Courses

A HEALTH DELIVERY SYSTEM:

a brief outline of coverage

• Health services are client-centered
• Basics of system building
• Specification of the top system parameter: delivered health
• The core system components needed to deliver health
• The second system parameter: cost
• The third parameter: financial risk management
• The Public Health component
• Individualized health services: the role of a primary physician
• The shelf of service providers
• An association of primary physicians
• Cost and cost-effectiveness
• The funding pathway
• The system support component
• Overall system design
• A specification and audit component
• An action plan for system development

The so called “health care” we employ today
in the U.S. is the most costly among the health systems offered by
developed countries. It is also one of the least successful in delivery
of health. We are well aware of this; we read and hear complaints about
our health care just about every day.

This focus on cost is unfortunate. When we direct our
attention to cost, we direct it away from the primary target outcome
of health delivery; that is individual health.

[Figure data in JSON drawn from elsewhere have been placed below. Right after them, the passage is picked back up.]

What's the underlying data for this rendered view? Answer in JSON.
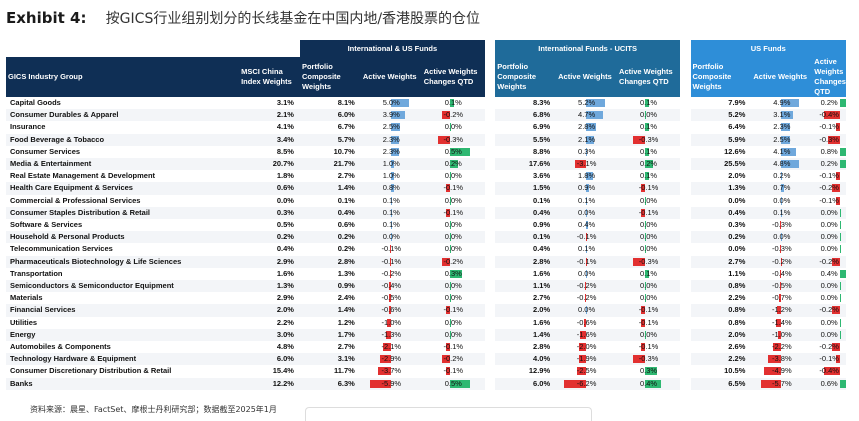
{
  "title": {
    "label": "Exhibit 4:",
    "text": "按GICS行业组别划分的长线基金在中国内地/香港股票的仓位"
  },
  "groups": [
    "International & US Funds",
    "International Funds - UCITS",
    "US Funds"
  ],
  "headers": {
    "industry": "GICS Industry Group",
    "msci": "MSCI China Index Weights",
    "portfolio": "Portfolio Composite Weights",
    "active": "Active Weights",
    "change": "Active Weights Changes QTD"
  },
  "colors": {
    "positive": "#6fa8dc",
    "negative": "#e23030",
    "change_pos": "#2eb872"
  },
  "chart_data": {
    "type": "table",
    "columns": [
      "GICS Industry Group",
      "MSCI China Index Weights",
      "International & US Funds Portfolio Composite Weights",
      "International & US Funds Active Weights",
      "International & US Funds Active Weights Changes QTD",
      "International Funds - UCITS Portfolio Composite Weights",
      "International Funds - UCITS Active Weights",
      "International Funds - UCITS Active Weights Changes QTD",
      "US Funds Portfolio Composite Weights",
      "US Funds Active Weights",
      "US Funds Active Weights Changes QTD"
    ],
    "rows": [
      [
        "Capital Goods",
        "3.1%",
        "8.1%",
        "5.0%",
        "0.1%",
        "8.3%",
        "5.2%",
        "0.1%",
        "7.9%",
        "4.9%",
        "0.2%"
      ],
      [
        "Consumer Durables & Apparel",
        "2.1%",
        "6.0%",
        "3.9%",
        "-0.2%",
        "6.8%",
        "4.7%",
        "0.0%",
        "5.2%",
        "3.1%",
        "-0.4%"
      ],
      [
        "Insurance",
        "4.1%",
        "6.7%",
        "2.5%",
        "0.0%",
        "6.9%",
        "2.8%",
        "0.1%",
        "6.4%",
        "2.3%",
        "-0.1%"
      ],
      [
        "Food Beverage & Tobacco",
        "3.4%",
        "5.7%",
        "2.3%",
        "-0.3%",
        "5.5%",
        "2.1%",
        "-0.3%",
        "5.9%",
        "2.5%",
        "-0.3%"
      ],
      [
        "Consumer Services",
        "8.5%",
        "10.7%",
        "2.3%",
        "0.5%",
        "8.8%",
        "0.3%",
        "0.1%",
        "12.6%",
        "4.1%",
        "0.8%"
      ],
      [
        "Media & Entertainment",
        "20.7%",
        "21.7%",
        "1.0%",
        "0.2%",
        "17.6%",
        "-3.1%",
        "0.2%",
        "25.5%",
        "4.8%",
        "0.2%"
      ],
      [
        "Real Estate Management & Development",
        "1.8%",
        "2.7%",
        "1.0%",
        "0.0%",
        "3.6%",
        "1.8%",
        "0.1%",
        "2.0%",
        "0.2%",
        "-0.1%"
      ],
      [
        "Health Care Equipment & Services",
        "0.6%",
        "1.4%",
        "0.8%",
        "-0.1%",
        "1.5%",
        "0.9%",
        "-0.1%",
        "1.3%",
        "0.7%",
        "-0.2%"
      ],
      [
        "Commercial & Professional Services",
        "0.0%",
        "0.1%",
        "0.1%",
        "0.0%",
        "0.1%",
        "0.1%",
        "0.0%",
        "0.0%",
        "0.0%",
        "-0.1%"
      ],
      [
        "Consumer Staples Distribution & Retail",
        "0.3%",
        "0.4%",
        "0.1%",
        "-0.1%",
        "0.4%",
        "0.0%",
        "-0.1%",
        "0.4%",
        "0.1%",
        "0.0%"
      ],
      [
        "Software & Services",
        "0.5%",
        "0.6%",
        "0.1%",
        "0.0%",
        "0.9%",
        "0.4%",
        "0.0%",
        "0.3%",
        "-0.3%",
        "0.0%"
      ],
      [
        "Household & Personal Products",
        "0.2%",
        "0.2%",
        "0.0%",
        "0.0%",
        "0.1%",
        "-0.1%",
        "0.0%",
        "0.2%",
        "0.0%",
        "0.0%"
      ],
      [
        "Telecommunication Services",
        "0.4%",
        "0.2%",
        "-0.1%",
        "0.0%",
        "0.4%",
        "0.1%",
        "0.0%",
        "0.0%",
        "-0.3%",
        "0.0%"
      ],
      [
        "Pharmaceuticals Biotechnology & Life Sciences",
        "2.9%",
        "2.8%",
        "-0.1%",
        "-0.2%",
        "2.8%",
        "-0.1%",
        "-0.3%",
        "2.7%",
        "-0.2%",
        "-0.2%"
      ],
      [
        "Transportation",
        "1.6%",
        "1.3%",
        "-0.2%",
        "0.3%",
        "1.6%",
        "0.0%",
        "0.1%",
        "1.1%",
        "-0.4%",
        "0.4%"
      ],
      [
        "Semiconductors & Semiconductor Equipment",
        "1.3%",
        "0.9%",
        "-0.4%",
        "0.0%",
        "1.1%",
        "-0.2%",
        "0.0%",
        "0.8%",
        "-0.5%",
        "0.0%"
      ],
      [
        "Materials",
        "2.9%",
        "2.4%",
        "-0.5%",
        "0.0%",
        "2.7%",
        "-0.2%",
        "0.0%",
        "2.2%",
        "-0.7%",
        "0.0%"
      ],
      [
        "Financial Services",
        "2.0%",
        "1.4%",
        "-0.6%",
        "-0.1%",
        "2.0%",
        "0.0%",
        "-0.1%",
        "0.8%",
        "-1.2%",
        "-0.2%"
      ],
      [
        "Utilities",
        "2.2%",
        "1.2%",
        "-1.0%",
        "0.0%",
        "1.6%",
        "-0.6%",
        "-0.1%",
        "0.8%",
        "-1.4%",
        "0.0%"
      ],
      [
        "Energy",
        "3.0%",
        "1.7%",
        "-1.3%",
        "0.0%",
        "1.4%",
        "-1.6%",
        "0.0%",
        "2.0%",
        "-1.0%",
        "0.0%"
      ],
      [
        "Automobiles & Components",
        "4.8%",
        "2.7%",
        "-2.1%",
        "-0.1%",
        "2.8%",
        "-2.0%",
        "-0.1%",
        "2.6%",
        "-2.2%",
        "-0.2%"
      ],
      [
        "Technology Hardware & Equipment",
        "6.0%",
        "3.1%",
        "-2.9%",
        "-0.2%",
        "4.0%",
        "-1.9%",
        "-0.3%",
        "2.2%",
        "-3.8%",
        "-0.1%"
      ],
      [
        "Consumer Discretionary Distribution & Retail",
        "15.4%",
        "11.7%",
        "-3.7%",
        "-0.1%",
        "12.9%",
        "-2.5%",
        "0.3%",
        "10.5%",
        "-4.9%",
        "-0.4%"
      ],
      [
        "Banks",
        "12.2%",
        "6.3%",
        "-5.9%",
        "0.5%",
        "6.0%",
        "-6.2%",
        "0.4%",
        "6.5%",
        "-5.7%",
        "0.6%"
      ]
    ]
  },
  "source": "资料来源：晨星、FactSet、摩根士丹利研究部；数据截至2025年1月"
}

Our focus on cost is a consequence of our tendency
to think of our present health care as belonging in the same category
as business systems. It does not!

In system technology, the top defining feature of a
system is specification of what outcome is to be deliver with identification
of the user of that outcome.

For example, the target outcome of a business system
is profit for its owners. In contrast, the target outcome of a health
delivery system is superior present and future health of each individual
the system is obligated to serve. In the case of health delivery for
an individual, cost is in second place: it is a consequence
of efforts to deliver the targeted health outcome for that individual.

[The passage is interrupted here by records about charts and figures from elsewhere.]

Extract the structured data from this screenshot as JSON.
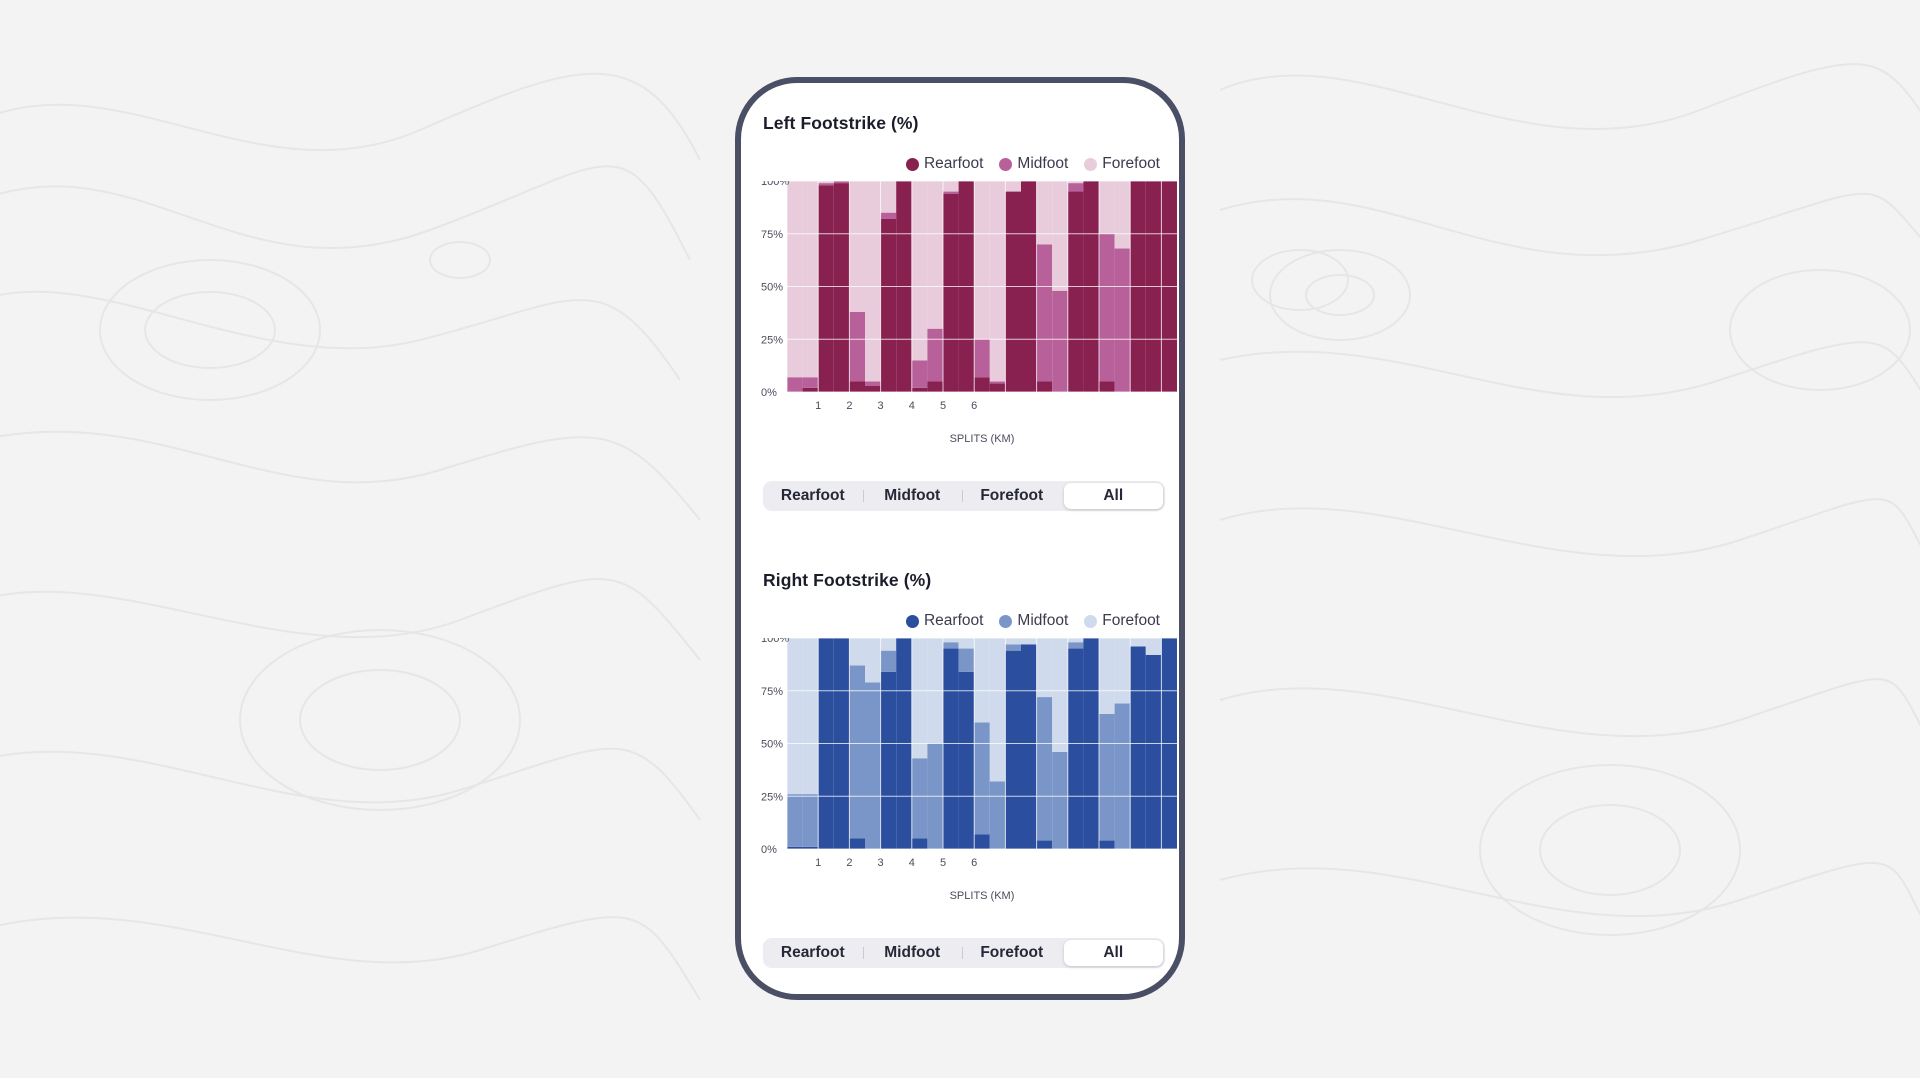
{
  "segment_options": [
    "Rearfoot",
    "Midfoot",
    "Forefoot",
    "All"
  ],
  "segment_selected": "All",
  "charts": [
    {
      "title": "Left Footstrike (%)",
      "colors": {
        "Rearfoot": "#882050",
        "Midfoot": "#b8609a",
        "Forefoot": "#e8ccdc"
      },
      "legend": [
        "Rearfoot",
        "Midfoot",
        "Forefoot"
      ]
    },
    {
      "title": "Right Footstrike (%)",
      "colors": {
        "Rearfoot": "#2b4f9e",
        "Midfoot": "#7a96c8",
        "Forefoot": "#cfdaec"
      },
      "legend": [
        "Rearfoot",
        "Midfoot",
        "Forefoot"
      ]
    }
  ],
  "chart_data": [
    {
      "type": "bar",
      "stacked": true,
      "title": "Left Footstrike (%)",
      "xlabel": "SPLITS (KM)",
      "ylabel": "",
      "ylim": [
        0,
        100
      ],
      "yticks": [
        "0%",
        "25%",
        "50%",
        "75%",
        "100%"
      ],
      "xticks": [
        "1",
        "2",
        "3",
        "4",
        "5",
        "6"
      ],
      "grid": true,
      "legend_position": "top-right",
      "bins_per_split": 2,
      "series": [
        {
          "name": "Rearfoot",
          "values": [
            0,
            2,
            98,
            99,
            5,
            3,
            82,
            100,
            2,
            5,
            94,
            100,
            7,
            4,
            95,
            100,
            5,
            0,
            95,
            100,
            5,
            0,
            100,
            100,
            100
          ]
        },
        {
          "name": "Midfoot",
          "values": [
            7,
            5,
            1,
            1,
            33,
            2,
            3,
            0,
            13,
            25,
            1,
            0,
            18,
            1,
            0,
            0,
            65,
            48,
            4,
            0,
            70,
            68,
            0,
            0,
            0
          ]
        },
        {
          "name": "Forefoot",
          "values": [
            93,
            93,
            1,
            0,
            62,
            95,
            15,
            0,
            85,
            70,
            5,
            0,
            75,
            95,
            5,
            0,
            30,
            52,
            1,
            0,
            25,
            32,
            0,
            0,
            0
          ]
        }
      ]
    },
    {
      "type": "bar",
      "stacked": true,
      "title": "Right Footstrike (%)",
      "xlabel": "SPLITS (KM)",
      "ylabel": "",
      "ylim": [
        0,
        100
      ],
      "yticks": [
        "0%",
        "25%",
        "50%",
        "75%",
        "100%"
      ],
      "xticks": [
        "1",
        "2",
        "3",
        "4",
        "5",
        "6"
      ],
      "grid": true,
      "legend_position": "top-right",
      "bins_per_split": 2,
      "series": [
        {
          "name": "Rearfoot",
          "values": [
            1,
            1,
            100,
            100,
            5,
            0,
            84,
            100,
            5,
            0,
            95,
            84,
            7,
            0,
            94,
            97,
            4,
            0,
            95,
            100,
            4,
            0,
            96,
            92,
            100
          ]
        },
        {
          "name": "Midfoot",
          "values": [
            25,
            25,
            0,
            0,
            82,
            79,
            10,
            0,
            38,
            50,
            3,
            11,
            53,
            32,
            3,
            0,
            68,
            46,
            3,
            0,
            60,
            69,
            0,
            0,
            0
          ]
        },
        {
          "name": "Forefoot",
          "values": [
            74,
            74,
            0,
            0,
            13,
            21,
            6,
            0,
            57,
            50,
            2,
            5,
            40,
            68,
            3,
            3,
            28,
            54,
            2,
            0,
            36,
            31,
            4,
            8,
            0
          ]
        }
      ]
    }
  ]
}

A health delivery system belongs in a significantly
different catgory than a business system.

A health delivery system is a client-centered system. It
belongs in this category along with schooling and elder care, for other
examples.

To design and operate a client-centered system,
one needs to have a set of special skills — as does an engineer in the
automotive industry. The skills that are needed in health delivery
include, but go beyond, the skills of a physician.